Les enzymes ne sont pas un test de fonction

Les ALAT, les ASAT, les gamma-GT et les phosphatases alcalines sont des enzymes qui vivent à l’intérieur des cellules du foie ou dans les voies biliaires. Quand ces cellules sont irritées, une partie de l’enzyme passe dans le sang et le chiffre monte. C’est un signal d’irritation, pas une mesure de la qualité du travail de l’organe.

Les lignes qui décrivent vraiment la fonction sont plus bas : l’albumine, que le foie fabrique, et les chiffres de coagulation, qui dépendent de protéines fabriquées par le foie. Un bilan avec des enzymes élevées et une albumine normale dit tout autre chose qu’un bilan avec des enzymes normales et une albumine basse.

Cette distinction explique une surprise fréquente. On peut avoir des ALAT légèrement élevées avec un foie qui fonctionne parfaitement, et le compte-rendu ne se contredit pas.

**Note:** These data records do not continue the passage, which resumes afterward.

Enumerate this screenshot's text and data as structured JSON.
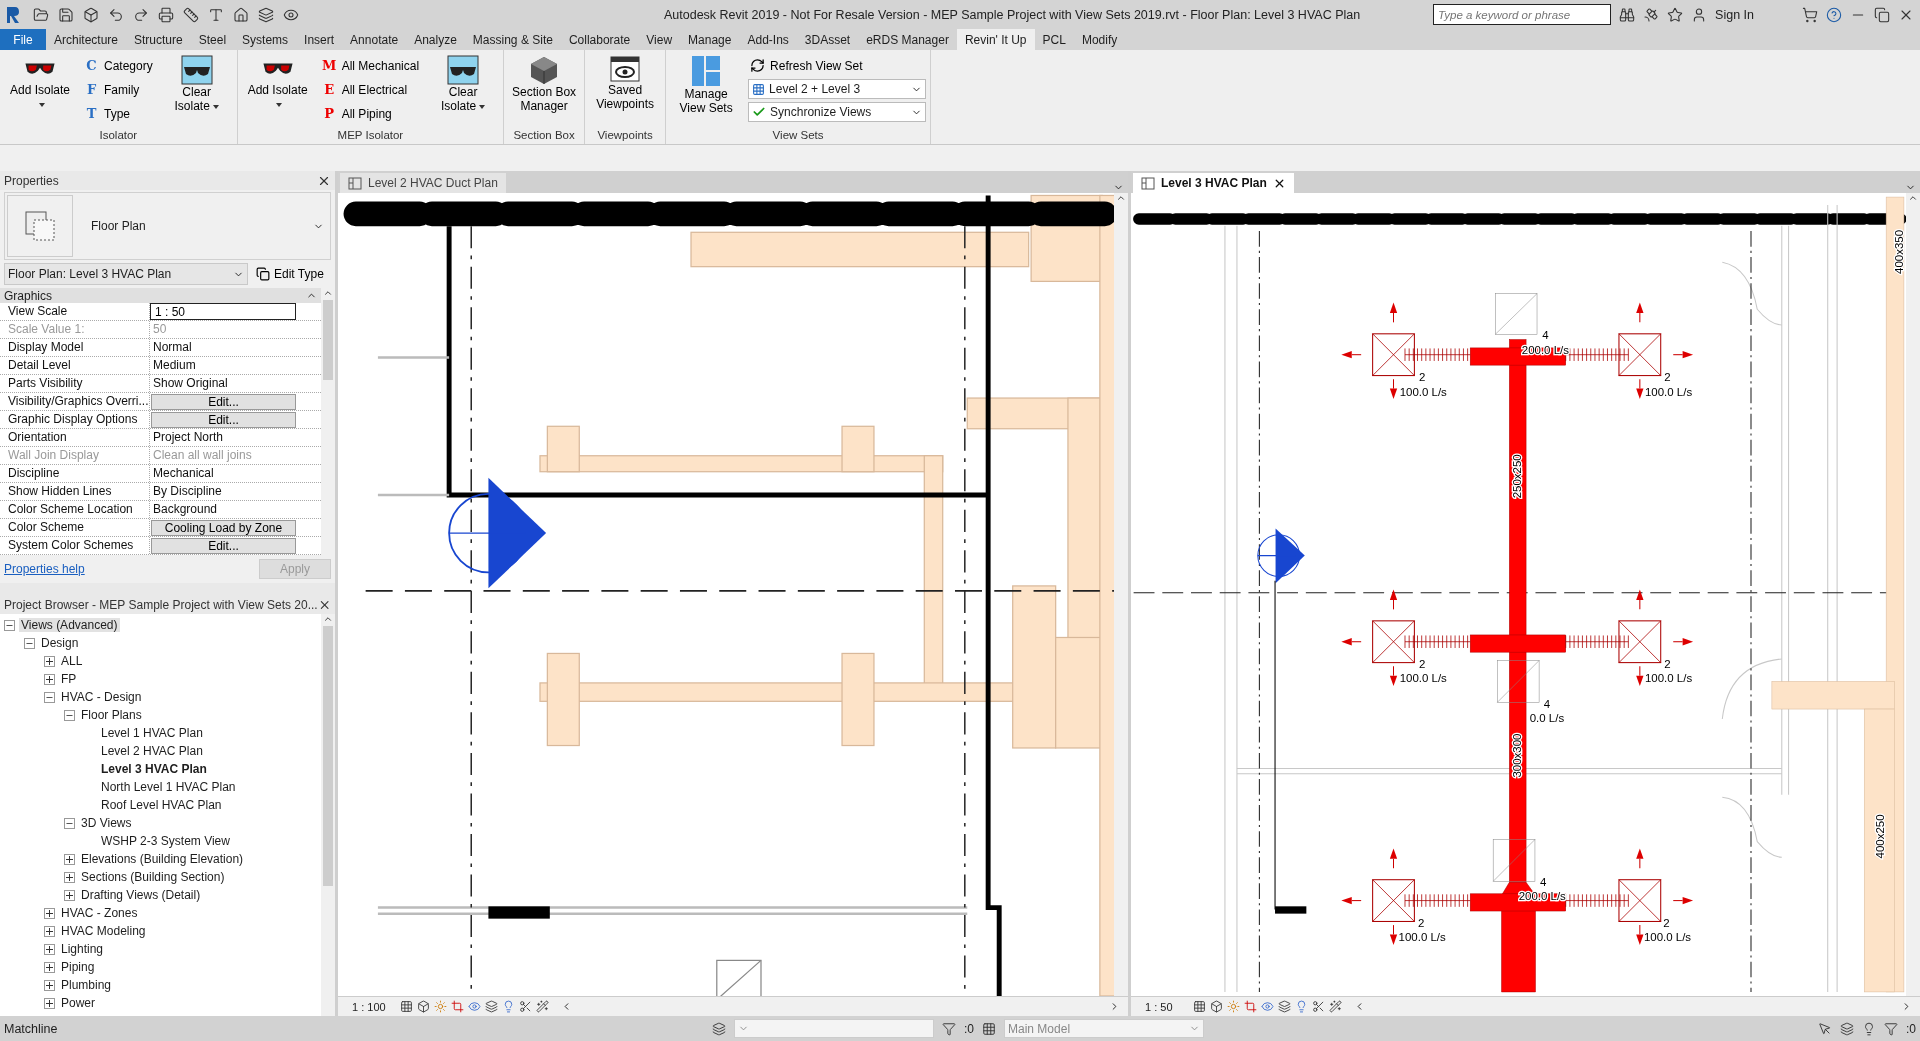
{
  "title_bar": {
    "title": "Autodesk Revit 2019 - Not For Resale Version - MEP Sample Project with View Sets 2019.rvt - Floor Plan: Level 3 HVAC Plan",
    "search": {
      "placeholder": "Type a keyword or phrase"
    },
    "sign_in": "Sign In"
  },
  "ribbon_tabs": [
    {
      "label": "File",
      "selected": false,
      "kind": "file"
    },
    {
      "label": "Architecture",
      "selected": false,
      "kind": "tab"
    },
    {
      "label": "Structure",
      "selected": false,
      "kind": "tab"
    },
    {
      "label": "Steel",
      "selected": false,
      "kind": "tab"
    },
    {
      "label": "Systems",
      "selected": false,
      "kind": "tab"
    },
    {
      "label": "Insert",
      "selected": false,
      "kind": "tab"
    },
    {
      "label": "Annotate",
      "selected": false,
      "kind": "tab"
    },
    {
      "label": "Analyze",
      "selected": false,
      "kind": "tab"
    },
    {
      "label": "Massing & Site",
      "selected": false,
      "kind": "tab"
    },
    {
      "label": "Collaborate",
      "selected": false,
      "kind": "tab"
    },
    {
      "label": "View",
      "selected": false,
      "kind": "tab"
    },
    {
      "label": "Manage",
      "selected": false,
      "kind": "tab"
    },
    {
      "label": "Add-Ins",
      "selected": false,
      "kind": "tab"
    },
    {
      "label": "3DAsset",
      "selected": false,
      "kind": "tab"
    },
    {
      "label": "eRDS Manager",
      "selected": false,
      "kind": "tab"
    },
    {
      "label": "Revin' It Up",
      "selected": true,
      "kind": "tab"
    },
    {
      "label": "PCL",
      "selected": false,
      "kind": "tab"
    },
    {
      "label": "Modify",
      "selected": false,
      "kind": "tab"
    }
  ],
  "ribbon_panels": [
    {
      "title": "Isolator",
      "tools": [
        {
          "kind": "large",
          "label": "Add Isolate",
          "dropdown": true
        },
        {
          "kind": "stack",
          "items": [
            {
              "glyph": "C",
              "label": "Category"
            },
            {
              "glyph": "F",
              "label": "Family"
            },
            {
              "glyph": "T",
              "label": "Type"
            }
          ]
        },
        {
          "kind": "large",
          "label": "Clear Isolate",
          "dropdown": true
        }
      ]
    },
    {
      "title": "MEP Isolator",
      "tools": [
        {
          "kind": "large",
          "label": "Add Isolate",
          "dropdown": true
        },
        {
          "kind": "stack",
          "items": [
            {
              "glyph": "M",
              "label": "All Mechanical"
            },
            {
              "glyph": "E",
              "label": "All Electrical"
            },
            {
              "glyph": "P",
              "label": "All Piping"
            }
          ]
        },
        {
          "kind": "large",
          "label": "Clear Isolate",
          "dropdown": true
        }
      ]
    },
    {
      "title": "Section Box",
      "tools": [
        {
          "kind": "large",
          "label": "Section Box Manager",
          "dropdown": false
        }
      ]
    },
    {
      "title": "Viewpoints",
      "tools": [
        {
          "kind": "large",
          "label": "Saved Viewpoints",
          "dropdown": false
        }
      ]
    },
    {
      "title": "View Sets",
      "tools": [
        {
          "kind": "large",
          "label": "Manage View Sets",
          "dropdown": false
        },
        {
          "kind": "viewsets",
          "refresh": "Refresh View Set",
          "view_set": "Level 2 + Level 3",
          "sync": "Synchronize Views"
        }
      ]
    }
  ],
  "properties": {
    "title": "Properties",
    "type_name": "Floor Plan",
    "instance": "Floor Plan: Level 3 HVAC Plan",
    "edit_type": "Edit Type",
    "group": "Graphics",
    "rows": [
      {
        "name": "View Scale",
        "value": "1 : 50",
        "kind": "input",
        "disabled": false
      },
      {
        "name": "Scale Value    1:",
        "value": "50",
        "kind": "text",
        "disabled": true
      },
      {
        "name": "Display Model",
        "value": "Normal",
        "kind": "text",
        "disabled": false
      },
      {
        "name": "Detail Level",
        "value": "Medium",
        "kind": "text",
        "disabled": false
      },
      {
        "name": "Parts Visibility",
        "value": "Show Original",
        "kind": "text",
        "disabled": false
      },
      {
        "name": "Visibility/Graphics Overri...",
        "value": "Edit...",
        "kind": "button",
        "disabled": false
      },
      {
        "name": "Graphic Display Options",
        "value": "Edit...",
        "kind": "button",
        "disabled": false
      },
      {
        "name": "Orientation",
        "value": "Project North",
        "kind": "text",
        "disabled": false
      },
      {
        "name": "Wall Join Display",
        "value": "Clean all wall joins",
        "kind": "text",
        "disabled": true
      },
      {
        "name": "Discipline",
        "value": "Mechanical",
        "kind": "text",
        "disabled": false
      },
      {
        "name": "Show Hidden Lines",
        "value": "By Discipline",
        "kind": "text",
        "disabled": false
      },
      {
        "name": "Color Scheme Location",
        "value": "Background",
        "kind": "text",
        "disabled": false
      },
      {
        "name": "Color Scheme",
        "value": "Cooling Load by Zone",
        "kind": "button",
        "disabled": false
      },
      {
        "name": "System Color Schemes",
        "value": "Edit...",
        "kind": "button",
        "disabled": false
      }
    ],
    "help": "Properties help",
    "apply": {
      "label": "Apply",
      "disabled": true
    }
  },
  "project_browser": {
    "title": "Project Browser - MEP Sample Project with View Sets 20...",
    "tree": [
      {
        "label": "Views (Advanced)",
        "selected": true,
        "active": false,
        "expanded": true,
        "children": [
          {
            "label": "Design",
            "selected": false,
            "active": false,
            "expanded": true,
            "children": [
              {
                "label": "ALL",
                "selected": false,
                "active": false,
                "expanded": false
              },
              {
                "label": "FP",
                "selected": false,
                "active": false,
                "expanded": false
              },
              {
                "label": "HVAC - Design",
                "selected": false,
                "active": false,
                "expanded": true,
                "children": [
                  {
                    "label": "Floor Plans",
                    "selected": false,
                    "active": false,
                    "expanded": true,
                    "children": [
                      {
                        "label": "Level 1 HVAC Plan",
                        "selected": false,
                        "active": false
                      },
                      {
                        "label": "Level 2 HVAC Plan",
                        "selected": false,
                        "active": false
                      },
                      {
                        "label": "Level 3 HVAC Plan",
                        "selected": false,
                        "active": true
                      },
                      {
                        "label": "North Level 1 HVAC Plan",
                        "selected": false,
                        "active": false
                      },
                      {
                        "label": "Roof Level HVAC Plan",
                        "selected": false,
                        "active": false
                      }
                    ]
                  },
                  {
                    "label": "3D Views",
                    "selected": false,
                    "active": false,
                    "expanded": true,
                    "children": [
                      {
                        "label": "WSHP 2-3 System View",
                        "selected": false,
                        "active": false
                      }
                    ]
                  },
                  {
                    "label": "Elevations (Building Elevation)",
                    "selected": false,
                    "active": false,
                    "expanded": false
                  },
                  {
                    "label": "Sections (Building Section)",
                    "selected": false,
                    "active": false,
                    "expanded": false
                  },
                  {
                    "label": "Drafting Views (Detail)",
                    "selected": false,
                    "active": false,
                    "expanded": false
                  }
                ]
              },
              {
                "label": "HVAC - Zones",
                "selected": false,
                "active": false,
                "expanded": false
              },
              {
                "label": "HVAC Modeling",
                "selected": false,
                "active": false,
                "expanded": false
              },
              {
                "label": "Lighting",
                "selected": false,
                "active": false,
                "expanded": false
              },
              {
                "label": "Piping",
                "selected": false,
                "active": false,
                "expanded": false
              },
              {
                "label": "Plumbing",
                "selected": false,
                "active": false,
                "expanded": false
              },
              {
                "label": "Power",
                "selected": false,
                "active": false,
                "expanded": false
              }
            ]
          }
        ]
      }
    ]
  },
  "views": [
    {
      "tab": "Level 2 HVAC Duct Plan",
      "selected": false,
      "kind": "duct_plan",
      "scale": "1 : 100"
    },
    {
      "tab": "Level 3 HVAC Plan",
      "selected": true,
      "kind": "hvac_plan",
      "scale": "1 : 50",
      "annotations": [
        "4",
        "200.0 L/s",
        "2",
        "100.0 L/s",
        "2",
        "100.0 L/s",
        "250x250",
        "2",
        "100.0 L/s",
        "2",
        "100.0 L/s",
        "4",
        "0.0 L/s",
        "300x300",
        "4",
        "200.0 L/s",
        "2",
        "100.0 L/s",
        "2",
        "100.0 L/s",
        "400x350",
        "400x250"
      ]
    }
  ],
  "status_bar": {
    "message": "Matchline",
    "count_a": ":0",
    "workset": "Main Model",
    "count_b": ":0"
  }
}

Pourquoi les gamma-GT sont la ligne la plus mal lue

Les gamma-GT ont une réputation de test d’alcool. Elles n’en sont pas un. Une revue des marqueurs de consommation est explicite : les dosages d’enzymes hépatiques manquent de spécificité vis-à-vis de l’éthanol, raison pour laquelle plusieurs autres examens sont nécessaires pour démêler les causes concurrentes.

Le surpoids est une cause de plus en plus fréquente d’enzymes élevées à lui seul, et la même revue note que l’activité des ALAT et des gamma-GT suit aussi l’insulinorésistance et le syndrome métabolique, et prédit même des évolutions sans rapport avec le foie. Une étude cherchant précisément un marqueur de consommation a trouvé les gamma-GT influencées par plusieurs facteurs à la fois, alors qu’un marqueur spécialisé, la transferrine déficiente en carbohydrates, suivait la consommation indépendamment de l’atteinte hépatique.

Des gamma-GT élevées signifient donc que quelque chose fait travailler votre foie. L’alcool est une hypothèse ; le poids, plusieurs médicaments, un obstacle biliaire et la stéatose en sont d’autres.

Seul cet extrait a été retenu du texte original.